Pleasant House Bakery Art Jackson could stuff his savory English-style royal pies with victims of the Demon Barber of 31st Street and I wouldn’t care. That’s because the buttery crusts have a flaky, shattery exterior that yields to a thin, delicate doughy chew. This long-awaited pie shop from the former Bijan’s Bistro chef, his wife, Chelsea, and brother-in-law Morgan, kills all the cliches of this humble British grub, from the chicken balti, its surface dusted with black nigella seeds and its interior braised in light curry and wine, to the almost meaty kale and mushroom pie loaded with creamy, cheesy greens and assorted fungi. Apart from these exclusively butter-based crusts Jackson plans to incorporate duck, goose, and pork fat into crusts for occasional specials. Friday-night fish fries, chips (the British kind), house-made sodas, and desserts from Chelsea fill out the relatively limited menu, all supplied by the bakery’s own city garden plots. And don’t skip the Scotch egg, a miraculously fluffy hard-boiled yolk and tender white enrobed in a batter-fried pork sausage jacket. —Mike Sula » 964 W. 31st, 773-523-7437, thepleasanthouse.com.

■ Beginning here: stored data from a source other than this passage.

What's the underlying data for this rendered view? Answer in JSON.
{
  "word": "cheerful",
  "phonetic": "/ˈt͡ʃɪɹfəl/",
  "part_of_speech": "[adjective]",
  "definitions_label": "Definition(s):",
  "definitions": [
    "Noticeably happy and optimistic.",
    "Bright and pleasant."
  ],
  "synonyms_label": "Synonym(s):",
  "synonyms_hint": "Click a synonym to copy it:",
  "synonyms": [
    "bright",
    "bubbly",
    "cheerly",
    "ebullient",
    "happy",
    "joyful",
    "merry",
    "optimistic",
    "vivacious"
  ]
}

Vera Even before leaving Jerry Kleiner’s Carnivale, Mark Mendez made much of his desire to cook simply, from scratch, with premium, local-if-possible products. Now, in an environment with a radically decreased volume in both production and decibels, that approach bears out consistently across a mutating menu, on which prices are low and a great many of the small plates prove to be truly shareable. A whole meal could be made simply from a few glasses of leathery Black Slate garnacha and the chef’s tripe, morcilla, and garbanzos, an offal plate so textured and soulful I had to order it on two separate visits. It’s also possible to gorge on substantially meaty plates at astonishing value—a crispy baseball-size beef-stuffed potato croquette in a puddle of gazpacho-like salmorejo sauce is a mere $4. But I’m most excited to see what Mendez does with vegetables as the seasons change. Right now he’s roasting: turnips softened and buttery, electrified by a sprinkling of espelette pepper, mushrooms scattered over smooth fungal puree, beets tossed in a blue cheese and pistachio “butter”—winter vegetables in their proper context. Fish dishes are some of the most vivid, almost springlike in their buoyancy: a formation of cured anchovies dressed minimally with pickled garlic and vegetal celery leaves; black cod fillet topped with green olive tapenade spiked with lemon zest; a tangle of grilled octopus inflamed with smoky pimentón; a crock of light, fluffy bacalao. Elizabeth Mendez’s affordable, unusual wine list—which includes an impressive range of sherries by the glass—is reason enough to venture to this West Loop corner in the shadow of the Green Line. It’s going to be thrilling to watch her and her husband fully express themselves. —Mike Sula » 1023 W. Lake, 312-243-9770.